Ghost effect: If a static image is projected over a long period of time, the LCD tends to retain the old image over the new one, causing this ghost effect. It is something that has been sought to correct, and that can happen for multiple causes, such as a bad analog connection (VGA) instead of digital (HDMI), magnetic interference... but the most common is when the bulb starts to reach the end of its useful life.
LCD technology is for you if...
What you are looking for is a cheap projector. You're looking for more natural or more relaxed colors. Also for professional environments, where it is better to gain in luminosity even at the cost of reducing the greater color depth that DLP provides with its greatest contrast.
Due to the intrinsic manufacturing costs of one technology and another, in the lower range of all the LCD is unrivaled. In fact, all the cheapest projectors on the market are of this technology. By this, we do not mean that LCDs do not offer us results in the mid- and high-end ranges. Not at all. But let's make it clear that LCDs reach prices below even 100 degrees when it's rare to see a DLP drop below 200 degrees.

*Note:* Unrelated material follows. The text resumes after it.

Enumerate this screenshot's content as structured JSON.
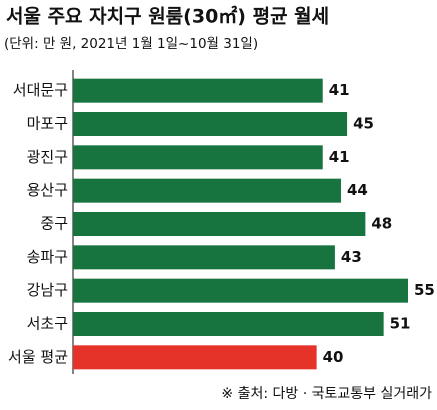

How does a projector's DLP technology work?
"Digital Light Processing". It is a reflection technology, where the lamplight is reflected by a DMD (Digital Micromirror Device) chip composed of millions of pivoting microscopic mirrors. The image it forms is in black and white, so they introduce a disc between the chip and the lamp, also called the color palette. This has at least 3 color filters, although some products incorporate additional filters. The problem with this solution is the noise caused by this wheel when turning. To avoid this, 3 chips are also used (one for each primary color), but it makes the product much expensive.
If you want to learn more about how it works, you can read all the information on the official website of its developers Texas Instruments.
Advantages of DLP projectors
Better contrast: As they say, "blacks are blacker." Due to the superior native contrast offered by this technology, it is considered more "cinematographic", achieving deeper blacks and brighter whites.
Sharper: When you have a shorter process or route when projecting the image, your refresh rate is higher. Therefore, the definition of the image and its sharpness are superior.
Space and maintenance: The components make it possible to develop products that take up a smaller space and are more comfortable to transport, while not requiring filters as the chip is vacuum packed and do not allow dust to enter.
DLP projector scars
Noise: The noise caused by the color palette can become very annoying, especially if we are close to the device (as it is logical).
Rainbow effect: They are brief flashes of red/green/blue shadows that are distinguished when the content is very white or bright and the background is dark. It is mainly noted in the subtitles and end credits of the films. As it depends on the number of discs used for each color and the speed of rotation, it is a problem practically remedied today. It should be emphasized that the DLP projectors of 3 chips do not suffer this effect since the 3 components of the color are generated simultaneously.
Anyway, this defect already seems like a thing of the pastor of low-end models. Besides, not everyone perceives it the same. In fact, it is normal not to perceive it, or to be very mild. But for people sensitive to it it is something very annoying and that produces a headache, so in that case, it will make a difference. Before making any decisions it is advisable to try the projector first. But don't worry, it's normal that it doesn't affect you.
Here we leave you a couple of videos where you can see this defect. The first, the famous chase scene in Tangier from the film "The Bourne Ultimatum". And the second with a static image where when moving the mobile quickly while recording, we can see the red, green and blue lines of this rainbow effect.